Hall, who was recently named to the Time 100: Most Influential People of 2023—and was a featured speaker at the Time 100 Gala along with Michael B. Jordan, Natasha Lyonne, and Steven Spielberg—joined the university this April as scholar-in-residence. Her residency is part of The Moment Is Now: In Dialogue with Changemakers series. Each semester, The Moment Is Now brings to campus prominent and emerging scholars, thinkers, artists, and practitioners across disciplines who bring about positive change in the world and connect with the university’s academic strengths and mission. The series, which focuses on exploring and addressing current topics in art, politics, race, and culture, provides an opportunity for students, faculty, staff, and the surrounding community to engage with a range of perspectives and reimagine change.
Speaking at two New School events—the Cohen Lecture Series and How to Read the Room: Healing as Literacy, Literacy as Agency, Agency as Disruption of EDISJ Performativity—Hall discussed the connection between the contemporary rise in censorship and the growth of illiteracy among adults and lack of sources of basic literacy instruction over the last two decades.

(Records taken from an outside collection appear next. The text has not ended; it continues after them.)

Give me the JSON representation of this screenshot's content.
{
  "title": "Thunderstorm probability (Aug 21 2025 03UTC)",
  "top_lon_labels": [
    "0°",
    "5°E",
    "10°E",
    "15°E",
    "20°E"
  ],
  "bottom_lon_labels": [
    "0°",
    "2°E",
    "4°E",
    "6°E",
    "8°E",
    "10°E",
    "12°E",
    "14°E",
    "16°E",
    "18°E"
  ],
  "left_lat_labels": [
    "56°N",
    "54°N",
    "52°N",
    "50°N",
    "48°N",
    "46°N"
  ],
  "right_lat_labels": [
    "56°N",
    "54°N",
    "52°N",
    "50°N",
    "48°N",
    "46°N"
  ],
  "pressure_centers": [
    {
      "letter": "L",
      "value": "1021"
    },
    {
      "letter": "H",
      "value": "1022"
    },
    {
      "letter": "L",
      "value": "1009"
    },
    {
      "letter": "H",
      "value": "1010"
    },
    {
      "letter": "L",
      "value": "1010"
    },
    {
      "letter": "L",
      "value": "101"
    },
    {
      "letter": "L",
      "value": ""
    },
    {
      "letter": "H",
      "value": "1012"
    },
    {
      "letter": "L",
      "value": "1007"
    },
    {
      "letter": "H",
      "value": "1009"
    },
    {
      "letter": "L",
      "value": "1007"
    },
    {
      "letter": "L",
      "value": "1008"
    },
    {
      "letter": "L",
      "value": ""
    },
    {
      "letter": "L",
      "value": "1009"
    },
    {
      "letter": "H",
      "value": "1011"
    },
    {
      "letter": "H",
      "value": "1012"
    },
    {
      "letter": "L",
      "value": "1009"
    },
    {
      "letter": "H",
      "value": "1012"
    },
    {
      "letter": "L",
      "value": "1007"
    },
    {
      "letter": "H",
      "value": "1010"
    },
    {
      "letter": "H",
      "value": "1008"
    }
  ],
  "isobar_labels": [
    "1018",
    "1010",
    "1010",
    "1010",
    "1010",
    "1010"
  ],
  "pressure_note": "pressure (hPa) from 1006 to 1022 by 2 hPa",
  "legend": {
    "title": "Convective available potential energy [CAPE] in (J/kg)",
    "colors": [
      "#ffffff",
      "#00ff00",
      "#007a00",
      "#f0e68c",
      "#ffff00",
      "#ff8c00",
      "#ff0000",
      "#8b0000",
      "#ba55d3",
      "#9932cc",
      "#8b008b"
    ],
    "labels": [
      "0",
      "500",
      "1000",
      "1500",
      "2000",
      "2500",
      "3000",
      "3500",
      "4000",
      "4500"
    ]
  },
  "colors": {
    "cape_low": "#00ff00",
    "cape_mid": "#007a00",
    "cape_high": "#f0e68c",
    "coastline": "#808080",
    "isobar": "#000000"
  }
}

“Contemporary public discourse around race and class—especially the racialization of class—often neglects to make the critical connection between the not-so-distant reality of de jure and de facto ‘compulsory’ illiteracy and treatment of information as contraband especially for African-Americans. We see that again and again, especially as we’re working on standards for carceral spaces, this notion of the book as contraband,” said Hall.
With the rise in book bans across the United States, especially books by Black, Indigenous, BIPOC, and LGBTQIA+ writers, Hall’s appointment as scholar-in-residence comes at an apt and critical time. As the executive director of the ALA, the oldest and largest library association in the world, Hall is on the frontlines of this new censorship battle. “There is an enduring, lasting connection between censorship and sociopolitical disenfranchisement. At the same time that contemporary systems, including educational systems, have normalized the espousal of equity, diversity, inclusion, and social justice [EDISJ], there has simultaneously been the ongoing normalization of censorship and adult low literacy in certain populations in the U.S. and the erosion or inequity of available outlets for basic literacy and digital instruction,” Hall said.
“This performance of EDISJ has also shrouded low literacy as a common root cause of inequitable educational attainment, of generational poverty. The biggest indicator of whether or not a young person will experience not just cyclical or incidental poverty but persistent or generational poverty is the literacy level of their parents or head of household. We see it is also connected to poor health outcomes and over-incarceration for BIPOC individuals and for white people living in regions whose economies were built on chattel slavery,” she continued.
While noting that these censorship efforts are nothing new but rather part of an ongoing effort dating back to the antebellum period, Hall spoke to the efforts of organizations like the ALA and of local communities to push back at these attempts. “At the time of the McCarthy era, books were being banned, librarians were being fired, entire boards of trustees were being asked to step down—exactly what we see today. What the ALA did was to say this censorship could pose an intellectual and existential threat to American librarianship and to libraries in general.”
From the ALA’s efforts in the 1950s to address censorship came the Library Bill of Rights, also known as the Reader’s Bill of Rights, stating that patrons have a right to the materials they request. The organization has continually pushed back against censorship efforts, creating an Office for Intellectual Freedom and conducting campaigns like Banned Books Week, which champions the freedom to read.
At a time when it seems as if any and all information should be at our fingertips, the United States is facing a daunting challenge to intellectual freedom. “I think that whereas previous generations in the United States have been preoccupied with the separation of church and state, there is reason to be vigilant about the separation of text and state, or imagination and state, or memory and state,” said Hall.